Verpuppung
Beim Schach ist es ja so: acht Bauern hat man zu Beginn, ein paar verschwinden vom Brett, und im Endspiel macht sich einer von ihnen auf zur gegnerischen Grundreihe.
Bauer weg, Dame her, Materialvorteil!
Der Traum eines jeden Freibauern, vielleicht, ist es, die achte Reihe zu erreichen und sich zur Dame zu … verpuppen.

Lennart Schröder – Olaf Steffensen, Werther 2024.
Gibt es thematische Ideen für Schwarz (am Zuge)? Ein Tip: der Bauer d4 wird zum Helden.
Ähnlich im richtigen Leben, im wirklich wahren Leben, welches es ja außerhalb unserer schachlich – wertungszahlgetriebenen Bemühungen auch noch irgendwo geben soll. So träumen junge FußballerInnen davon, in der Bundesliga zu kicken.
Black Rock – Manager versuchen Bundeskanzler zu werden. Und Frauen – welch‘ ein Klischee, wir bitten da schon einmal dringend um Nachsicht, echt! – Frauen eben wollen geheiratet werden, Mutter werden, und am Besten noch Prinzessin und Königin. Oder alles zusammen?
Doch so einfach ist es nicht.
Denn manchmal werden Frauen gar nicht gefragt. Und doch ist die Erwartung an sie einfach da, immanent, präsent, subtil im Raume eingepflanzt, dass es allemal gut und richtig sei, schöner, toller, ein Kind zu bekommen und Mutter zu werden. Erfüllend mag das dann nicht immer sein. Und dennoch hält sich dieses Ideal.

Schein und Sein. Frauen als Opfer der Gesellschaft, und wo führt das alles hin?

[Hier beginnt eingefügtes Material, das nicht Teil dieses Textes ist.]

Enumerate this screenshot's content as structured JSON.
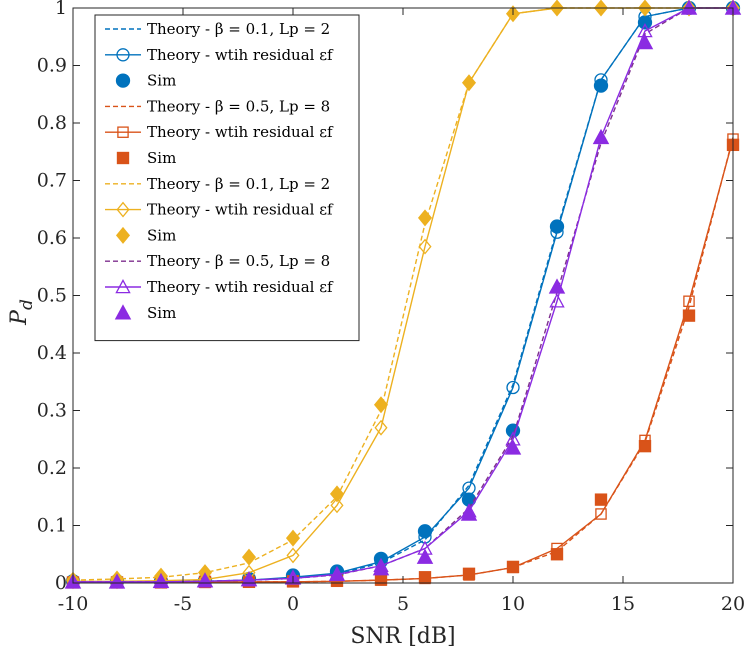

Die Bremer Künstlerin Emese Kazár hat sich malerisch mit dem Ideal der Reproduktion und dem Korsett dieser nur schwer erkämpfbaren Wahlfreiheit auseinandergesetzt – von den früh vermählten Infantinnen der Habsburg-Ära bis hin zu (nanu?) monumentalen chinesischen Seidenraupen, die bei der für sie tödlichen Seidenproduktion auch nicht nach ihrer Meinung gefragt werden.
Emese stellt ihre kraftvollen Werke, Reflektionen und eindringlichen Gedankenbilder ab morgen, Freitag, in Lehrte (oh nein, schon wieder Lehrte!?) bei Hannover aus.
Die Eröffnung von „Verpuppung“ ist um 19 Uhr in der Städtischen Galerie, Alte Schlosserei.
Kommt alle! (Und … bringt vielleicht beiläufig ein Schachbrett mit. Und ein paar Freibauern!?)